The beauty of the pattern approach is that it's not necessary to
know exactly what mechanism is leading to better health. "It could be
one thing or multiple things," says Fung. For example, research
recently suggested that the higher amounts of choline, an essential
nutrient in the vitamin B family, and another nutrient called
betaine—both of which are abundant in a Mediterranean diet—reduce
inflammation, which may contribute to a host of diseases, says Steven
Zeisel, director of the Nutrition Research Institute at Kannapolis, a
branch of the UNC Chapel Hill School of Public Health. "But the truth
is, I'd be foolish to rush out and eat those nutrients. I can eat
closer to that pattern—less red meat, more olive oil—and not worry
about which is the active ingredient," he says. In fact, it's not even
clear that these patterns are healthier because of what's in them—it
may be what's absent. "As soon as you eat the Mediterranean diet,
you're eating less steak," says Gardner. "Maybe it had nothing to do
with that. What we know is that if you eat that way, you're healthier."
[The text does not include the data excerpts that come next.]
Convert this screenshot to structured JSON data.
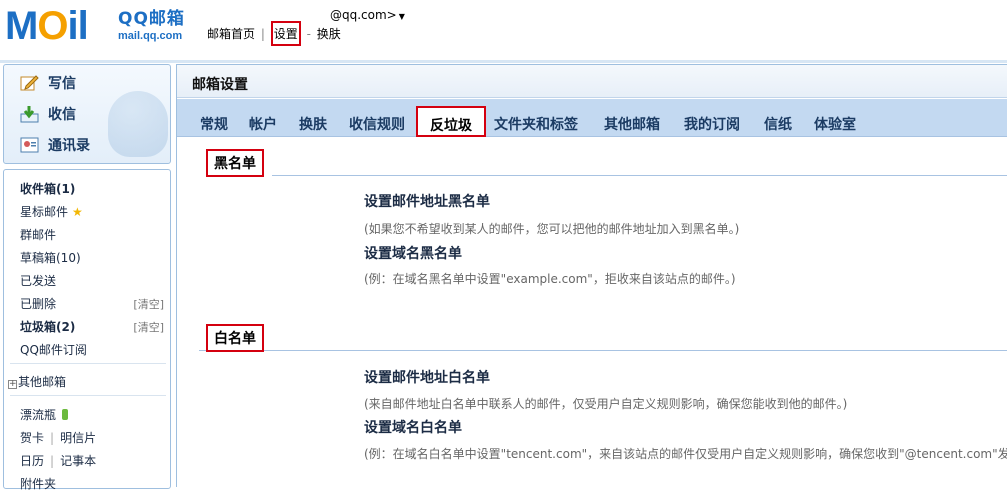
{
  "header": {
    "logo_word_1": "M",
    "logo_word_2": "O",
    "logo_word_3": "il",
    "logo_title": "QQ邮箱",
    "logo_domain": "mail.qq.com",
    "account": "@qq.com>",
    "nav": [
      "邮箱首页",
      "设置",
      "换肤"
    ],
    "nav_sep_1": "|",
    "nav_sep_2": "-"
  },
  "sidebar": {
    "compose": "写信",
    "receive": "收信",
    "contacts": "通讯录",
    "inbox": "收件箱(1)",
    "starred": "星标邮件",
    "group": "群邮件",
    "drafts": "草稿箱(10)",
    "sent": "已发送",
    "deleted": "已删除",
    "spam": "垃圾箱(2)",
    "clear_label": "[清空]",
    "subscription": "QQ邮件订阅",
    "other_mailboxes": "其他邮箱",
    "drift_bottle": "漂流瓶",
    "greeting_card": "贺卡",
    "postcard": "明信片",
    "calendar": "日历",
    "notepad": "记事本",
    "attachments": "附件夹"
  },
  "main": {
    "title": "邮箱设置",
    "tabs": [
      "常规",
      "帐户",
      "换肤",
      "收信规则",
      "反垃圾",
      "文件夹和标签",
      "其他邮箱",
      "我的订阅",
      "信纸",
      "体验室"
    ],
    "active_tab": "反垃圾",
    "blacklist": {
      "label": "黑名单",
      "addr_title": "设置邮件地址黑名单",
      "addr_desc": "(如果您不希望收到某人的邮件，您可以把他的邮件地址加入到黑名单。)",
      "domain_title": "设置域名黑名单",
      "domain_desc": "(例：在域名黑名单中设置\"example.com\"，拒收来自该站点的邮件。)"
    },
    "whitelist": {
      "label": "白名单",
      "addr_title": "设置邮件地址白名单",
      "addr_desc": "(来自邮件地址白名单中联系人的邮件，仅受用户自定义规则影响，确保您能收到他的邮件。)",
      "domain_title": "设置域名白名单",
      "domain_desc": "(例：在域名白名单中设置\"tencent.com\"，来自该站点的邮件仅受用户自定义规则影响，确保您收到\"@tencent.com\"发"
    }
  },
  "colors": {
    "brand_blue": "#1d6fc4",
    "brand_orange": "#f5a000",
    "highlight_red": "#d4000f",
    "tab_bar": "#c3d9f1"
  }
}
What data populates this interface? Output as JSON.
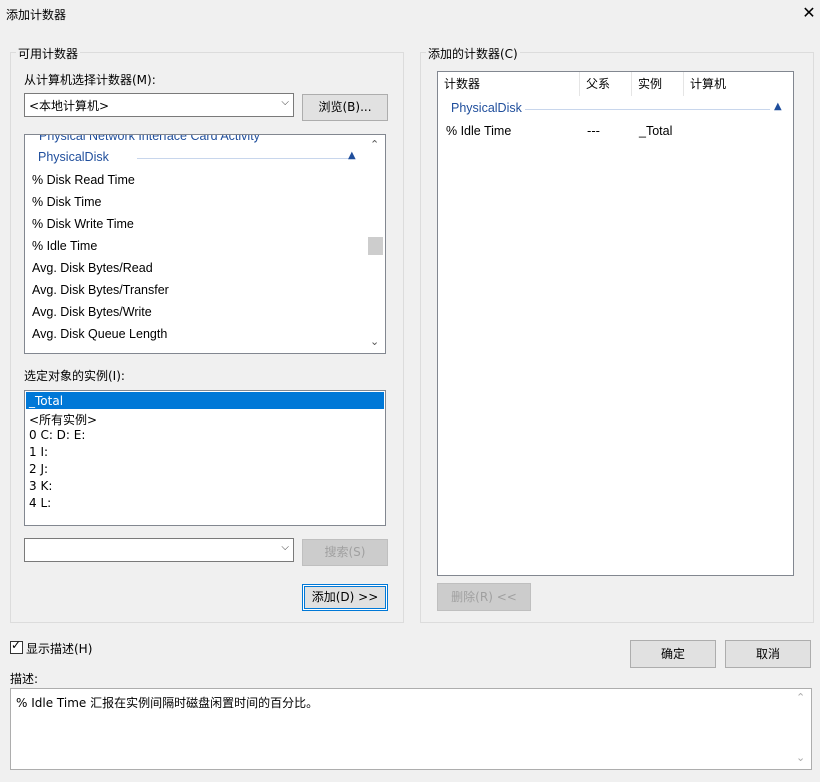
{
  "window": {
    "title": "添加计数器"
  },
  "available": {
    "group_label": "可用计数器",
    "machine_label": "从计算机选择计数器(M):",
    "machine_value": "<本地计算机>",
    "browse_label": "浏览(B)...",
    "partial_top": "Physical Network Interface Card Activity",
    "category": "PhysicalDisk",
    "counters": [
      "% Disk Read Time",
      "% Disk Time",
      "% Disk Write Time",
      "% Idle Time",
      "Avg. Disk Bytes/Read",
      "Avg. Disk Bytes/Transfer",
      "Avg. Disk Bytes/Write",
      "Avg. Disk Queue Length"
    ],
    "instances_label": "选定对象的实例(I):",
    "instances": [
      "_Total",
      "<所有实例>",
      "0 C: D: E:",
      "1 I:",
      "2 J:",
      "3 K:",
      "4 L:"
    ],
    "selected_instance": "_Total",
    "search_value": "",
    "search_label": "搜索(S)",
    "add_label": "添加(D) >>"
  },
  "added": {
    "group_label": "添加的计数器(C)",
    "columns": [
      "计数器",
      "父系",
      "实例",
      "计算机"
    ],
    "category": "PhysicalDisk",
    "rows": [
      {
        "counter": "% Idle Time",
        "parent": "---",
        "instance": "_Total",
        "computer": ""
      }
    ],
    "remove_label": "删除(R) <<"
  },
  "show_description": {
    "label": "显示描述(H)",
    "checked": true
  },
  "ok_label": "确定",
  "cancel_label": "取消",
  "description": {
    "label": "描述:",
    "text": "% Idle Time 汇报在实例间隔时磁盘闲置时间的百分比。"
  }
}
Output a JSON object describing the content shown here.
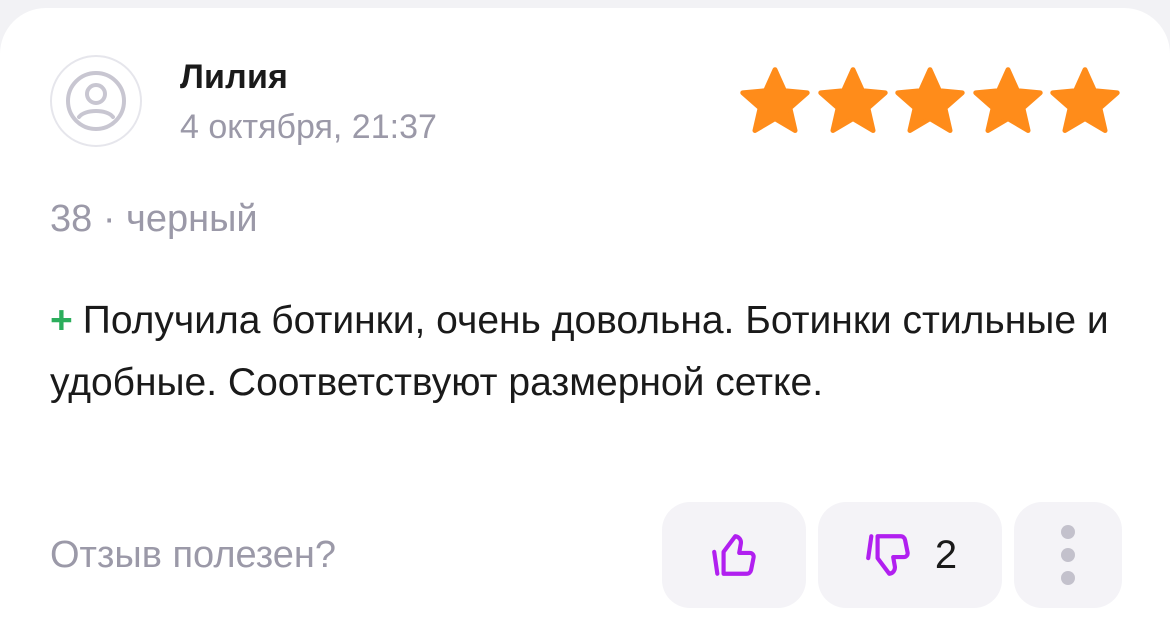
{
  "review": {
    "author_name": "Лилия",
    "date": "4 октября, 21:37",
    "rating": 5,
    "rating_max": 5,
    "variant": "38 · черный",
    "text_marker": "+",
    "text": "Получила ботинки, очень довольна. Ботинки стильные и удобные. Соответствуют размерной сетке."
  },
  "feedback": {
    "helpful_label": "Отзыв полезен?",
    "dislike_count": "2"
  },
  "icons": {
    "avatar": "sad-face-avatar-icon",
    "star": "star-icon",
    "like": "thumbs-up-icon",
    "dislike": "thumbs-down-icon",
    "more": "more-vertical-icon"
  },
  "colors": {
    "star": "#ff8c1a",
    "vote_icon": "#b11ff0",
    "plus_marker": "#2cae5c",
    "secondary_text": "#9b99a8"
  }
}
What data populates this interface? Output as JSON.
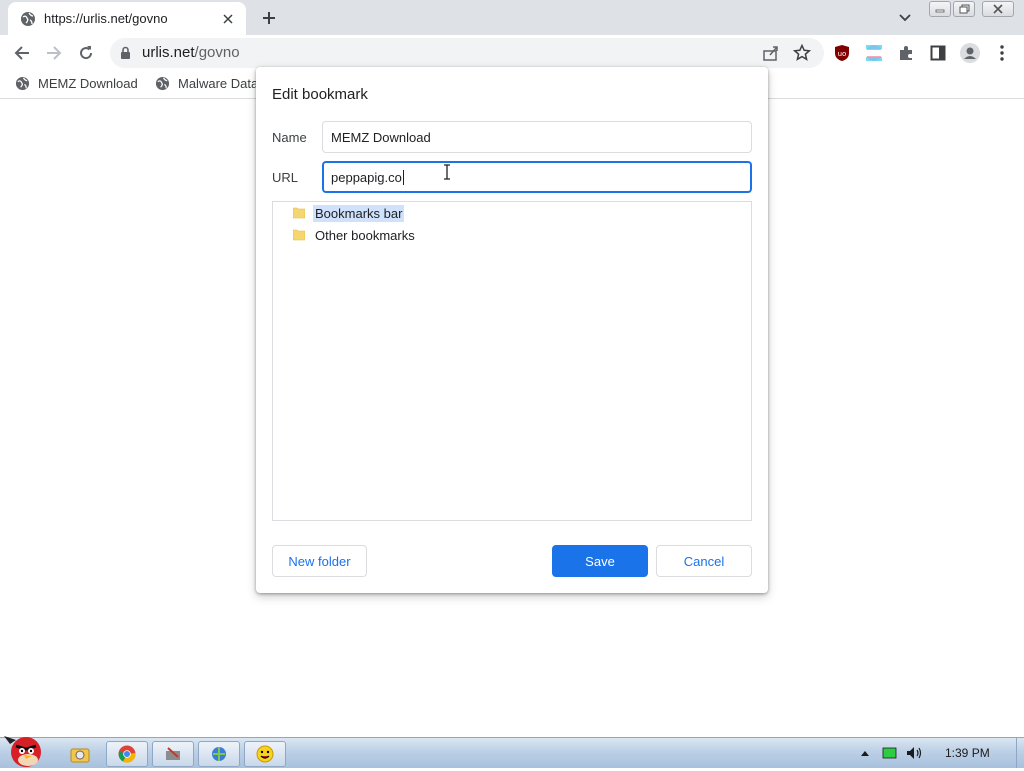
{
  "browser": {
    "tab_title": "https://urlis.net/govno",
    "omnibox_host": "urlis.net",
    "omnibox_path": "/govno"
  },
  "bookmarks_bar": {
    "items": [
      {
        "label": "MEMZ Download"
      },
      {
        "label": "Malware Data"
      }
    ]
  },
  "dialog": {
    "title": "Edit bookmark",
    "name_label": "Name",
    "name_value": "MEMZ Download",
    "url_label": "URL",
    "url_value": "peppapig.co",
    "folders": [
      {
        "label": "Bookmarks bar",
        "selected": true
      },
      {
        "label": "Other bookmarks",
        "selected": false
      }
    ],
    "new_folder_label": "New folder",
    "save_label": "Save",
    "cancel_label": "Cancel"
  },
  "taskbar": {
    "clock": "1:39 PM"
  },
  "colors": {
    "accent": "#1a73e8",
    "selection": "#cfe1fb",
    "folder": "#f6d66e"
  }
}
So, is it that easy: We all just have to eat like the Greeks (or the
Vietnamese, or the ancient Maya)? Well, yes and no. First, most of the
evidence comes from observation, not rigorous scientific trials, so it
doesn't prove cause and effect. But there's enough observational data
to convince most researchers, and there is some experimental evidence:
Trials showed that eating a low-sodium diet based on whole grains,
poultry, fish, and nuts and lighter on the red meat, fats, and sweets
lowered blood pressure.
And if you're watching your weight—and who isn't?—calories really do
count. The key is replacing less healthful foods with healthier ones,
not just adding tofu to your bologna sandwich or nuts to your sundae.
As Pollan says, "Eat food. Not too much. Mostly plants." That doesn't
mean eschewing all indulgences, but it does mean keeping an eye on
day-to-day intake. "It's about the pattern over the long term," says
Oldways' Gifford. "Do you think people in the Mediterranean get drunk
after church on Sunday? Sure, they do! We're human, and you have to
take the pressure off the pressure cooker."
Even with occasional excesses, adopting a sound dietary pattern may
be both simpler and more wholesome than chasing down the latest
superfood or nutritional supplement. "Finally, the field has come
around to realize that it won't be a single nutrient," says Tucker.
"We're back to old-fashioned advice: Eat a variety of good-quality
whole foods. That's the way to stay optimally healthy."